Vulnerability Management

Dataflow Analysis in Modern Codebases

Dataflow analysis is the workhorse behind most vulnerability research. Here's how it adapts to TypeScript, Rust, and the polyglot realities of modern software.

Nayan Dey
Senior Security Engineer
8 min read

The workflow of vulnerability research has not changed much in twenty years, but the codebases have. A typical modern application is a TypeScript frontend talking to a Go microservice that calls a Rust compute kernel and persists state through a Python data pipeline.

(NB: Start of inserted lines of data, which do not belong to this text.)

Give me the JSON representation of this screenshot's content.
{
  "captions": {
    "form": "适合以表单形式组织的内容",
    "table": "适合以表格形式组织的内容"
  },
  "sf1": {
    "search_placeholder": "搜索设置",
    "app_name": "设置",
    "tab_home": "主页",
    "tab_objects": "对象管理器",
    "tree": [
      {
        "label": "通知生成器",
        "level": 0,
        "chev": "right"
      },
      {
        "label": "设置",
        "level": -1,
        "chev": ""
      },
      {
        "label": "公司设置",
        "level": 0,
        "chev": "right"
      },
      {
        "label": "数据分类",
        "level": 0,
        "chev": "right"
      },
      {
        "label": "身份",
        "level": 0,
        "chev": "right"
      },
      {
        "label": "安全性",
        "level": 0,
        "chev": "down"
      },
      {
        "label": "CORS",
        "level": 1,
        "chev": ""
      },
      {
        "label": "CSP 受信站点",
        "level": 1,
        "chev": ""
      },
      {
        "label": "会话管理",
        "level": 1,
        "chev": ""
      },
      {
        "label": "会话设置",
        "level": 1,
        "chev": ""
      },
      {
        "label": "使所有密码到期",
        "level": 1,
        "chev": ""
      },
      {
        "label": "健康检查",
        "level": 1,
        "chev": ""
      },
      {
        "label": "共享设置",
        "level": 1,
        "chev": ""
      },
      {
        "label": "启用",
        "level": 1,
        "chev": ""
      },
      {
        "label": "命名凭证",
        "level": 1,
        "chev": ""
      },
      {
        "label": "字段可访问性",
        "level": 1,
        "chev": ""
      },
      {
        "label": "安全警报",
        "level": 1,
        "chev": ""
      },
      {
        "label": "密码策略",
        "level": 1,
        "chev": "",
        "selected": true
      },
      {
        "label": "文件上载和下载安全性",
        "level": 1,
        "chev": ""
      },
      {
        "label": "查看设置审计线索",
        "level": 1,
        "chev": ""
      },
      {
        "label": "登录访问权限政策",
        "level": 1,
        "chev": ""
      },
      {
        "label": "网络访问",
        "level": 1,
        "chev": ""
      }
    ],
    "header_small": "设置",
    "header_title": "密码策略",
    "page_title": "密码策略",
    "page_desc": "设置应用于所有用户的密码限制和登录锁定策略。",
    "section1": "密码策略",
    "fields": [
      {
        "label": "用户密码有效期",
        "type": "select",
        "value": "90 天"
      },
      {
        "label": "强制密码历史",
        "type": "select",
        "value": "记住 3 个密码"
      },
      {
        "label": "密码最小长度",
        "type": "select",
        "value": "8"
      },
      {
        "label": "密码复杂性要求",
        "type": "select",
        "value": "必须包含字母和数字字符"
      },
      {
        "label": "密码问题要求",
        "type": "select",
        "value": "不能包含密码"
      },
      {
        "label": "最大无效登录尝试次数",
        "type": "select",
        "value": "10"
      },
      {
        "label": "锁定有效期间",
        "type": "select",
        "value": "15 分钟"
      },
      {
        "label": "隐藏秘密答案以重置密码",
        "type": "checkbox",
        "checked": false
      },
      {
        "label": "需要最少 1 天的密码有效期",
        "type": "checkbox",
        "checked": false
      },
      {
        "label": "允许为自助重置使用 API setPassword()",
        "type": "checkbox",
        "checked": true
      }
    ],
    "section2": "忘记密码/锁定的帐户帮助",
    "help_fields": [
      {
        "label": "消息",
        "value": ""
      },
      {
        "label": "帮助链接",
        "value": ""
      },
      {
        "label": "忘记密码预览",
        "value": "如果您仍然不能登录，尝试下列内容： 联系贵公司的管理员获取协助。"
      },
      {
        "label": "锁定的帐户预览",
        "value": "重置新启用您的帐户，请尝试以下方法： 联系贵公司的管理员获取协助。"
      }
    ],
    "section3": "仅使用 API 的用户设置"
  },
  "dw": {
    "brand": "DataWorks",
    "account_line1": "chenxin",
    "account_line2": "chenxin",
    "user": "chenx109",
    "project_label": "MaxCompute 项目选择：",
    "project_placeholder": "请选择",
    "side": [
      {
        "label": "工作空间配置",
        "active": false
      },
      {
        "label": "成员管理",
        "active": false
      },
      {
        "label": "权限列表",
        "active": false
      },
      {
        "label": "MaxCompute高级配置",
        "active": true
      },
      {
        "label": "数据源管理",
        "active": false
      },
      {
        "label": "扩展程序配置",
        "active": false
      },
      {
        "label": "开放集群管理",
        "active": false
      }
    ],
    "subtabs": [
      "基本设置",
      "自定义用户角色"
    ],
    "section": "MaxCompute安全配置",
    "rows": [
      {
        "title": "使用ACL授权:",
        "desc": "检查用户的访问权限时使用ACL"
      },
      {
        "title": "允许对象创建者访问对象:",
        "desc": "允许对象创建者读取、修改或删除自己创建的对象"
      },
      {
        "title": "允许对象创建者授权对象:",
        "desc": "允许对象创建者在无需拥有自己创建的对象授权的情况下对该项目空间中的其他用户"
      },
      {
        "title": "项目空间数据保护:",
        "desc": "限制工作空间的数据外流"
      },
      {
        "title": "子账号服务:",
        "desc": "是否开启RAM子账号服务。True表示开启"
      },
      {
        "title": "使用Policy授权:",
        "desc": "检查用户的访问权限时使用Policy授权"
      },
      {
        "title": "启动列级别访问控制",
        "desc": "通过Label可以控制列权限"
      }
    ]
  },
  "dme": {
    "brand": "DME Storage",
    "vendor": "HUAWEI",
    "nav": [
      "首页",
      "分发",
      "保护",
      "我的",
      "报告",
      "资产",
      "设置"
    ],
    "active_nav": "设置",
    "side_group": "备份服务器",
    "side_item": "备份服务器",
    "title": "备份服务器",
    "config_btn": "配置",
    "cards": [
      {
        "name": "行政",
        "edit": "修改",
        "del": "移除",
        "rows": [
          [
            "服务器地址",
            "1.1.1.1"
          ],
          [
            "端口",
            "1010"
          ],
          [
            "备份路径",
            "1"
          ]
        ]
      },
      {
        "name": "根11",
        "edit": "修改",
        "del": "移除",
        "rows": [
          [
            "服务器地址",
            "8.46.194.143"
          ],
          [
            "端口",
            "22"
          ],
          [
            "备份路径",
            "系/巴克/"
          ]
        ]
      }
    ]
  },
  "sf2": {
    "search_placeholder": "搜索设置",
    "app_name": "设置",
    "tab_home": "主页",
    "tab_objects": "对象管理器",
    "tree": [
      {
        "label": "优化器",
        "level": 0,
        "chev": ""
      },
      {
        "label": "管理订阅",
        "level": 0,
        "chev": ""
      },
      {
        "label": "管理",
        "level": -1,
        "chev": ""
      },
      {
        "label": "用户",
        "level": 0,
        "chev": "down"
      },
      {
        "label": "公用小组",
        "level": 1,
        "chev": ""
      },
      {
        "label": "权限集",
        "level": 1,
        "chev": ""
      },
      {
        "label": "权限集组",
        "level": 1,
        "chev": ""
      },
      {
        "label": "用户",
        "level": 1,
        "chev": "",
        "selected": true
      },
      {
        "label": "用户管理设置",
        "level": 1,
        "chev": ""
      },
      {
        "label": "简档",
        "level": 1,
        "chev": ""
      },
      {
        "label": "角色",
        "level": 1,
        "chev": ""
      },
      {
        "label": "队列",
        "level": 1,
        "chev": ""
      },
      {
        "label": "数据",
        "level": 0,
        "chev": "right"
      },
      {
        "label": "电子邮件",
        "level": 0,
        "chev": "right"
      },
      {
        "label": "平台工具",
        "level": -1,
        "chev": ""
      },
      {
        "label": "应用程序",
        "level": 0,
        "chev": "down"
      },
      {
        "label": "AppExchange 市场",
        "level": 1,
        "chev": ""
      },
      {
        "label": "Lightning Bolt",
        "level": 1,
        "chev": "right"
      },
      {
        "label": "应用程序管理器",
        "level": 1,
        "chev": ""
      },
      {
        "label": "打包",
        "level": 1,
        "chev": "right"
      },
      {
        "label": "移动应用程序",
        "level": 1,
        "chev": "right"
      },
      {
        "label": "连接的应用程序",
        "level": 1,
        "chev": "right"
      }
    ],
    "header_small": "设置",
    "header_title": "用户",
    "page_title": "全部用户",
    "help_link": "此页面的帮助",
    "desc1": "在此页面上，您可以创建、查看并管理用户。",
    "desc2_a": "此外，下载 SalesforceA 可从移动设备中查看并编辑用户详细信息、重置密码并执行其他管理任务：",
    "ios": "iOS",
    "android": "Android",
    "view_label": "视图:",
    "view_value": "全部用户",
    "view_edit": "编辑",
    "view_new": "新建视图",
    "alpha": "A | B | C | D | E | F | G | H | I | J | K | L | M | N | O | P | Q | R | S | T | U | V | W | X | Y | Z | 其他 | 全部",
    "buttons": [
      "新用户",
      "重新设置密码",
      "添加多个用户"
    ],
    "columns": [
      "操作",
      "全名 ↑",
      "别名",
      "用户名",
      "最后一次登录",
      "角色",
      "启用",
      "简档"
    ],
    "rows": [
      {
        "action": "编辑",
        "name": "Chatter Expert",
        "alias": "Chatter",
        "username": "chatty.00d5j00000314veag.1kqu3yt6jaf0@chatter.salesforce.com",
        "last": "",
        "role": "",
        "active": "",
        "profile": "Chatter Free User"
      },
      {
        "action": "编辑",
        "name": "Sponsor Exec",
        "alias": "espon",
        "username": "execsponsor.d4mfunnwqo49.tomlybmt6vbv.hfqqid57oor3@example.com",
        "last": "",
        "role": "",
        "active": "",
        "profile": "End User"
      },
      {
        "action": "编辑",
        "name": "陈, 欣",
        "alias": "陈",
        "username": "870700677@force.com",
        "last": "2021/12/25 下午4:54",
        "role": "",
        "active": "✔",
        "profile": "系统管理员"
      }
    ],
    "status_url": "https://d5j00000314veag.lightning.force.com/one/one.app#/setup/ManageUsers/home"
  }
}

The dataflow analysis techniques that worked well for a single Java monolith in 2005 do not compose cleanly across this stack, and security teams spend a lot of effort figuring out what does.

This post is about what has changed in dataflow analysis since the Livshits and Lam era, and what a practitioner needs to know to do useful work in a modern codebase. It is not a textbook introduction. It is a working practitioner's view of what techniques are doing real work in 2024.

What Dataflow Analysis Actually Does

At its core, dataflow analysis answers questions of the form: "for every point in the program, what do we know about the values of the variables there?" The classic applications are reaching definitions, live variables, and available expressions, which are the bread and butter of optimizing compilers.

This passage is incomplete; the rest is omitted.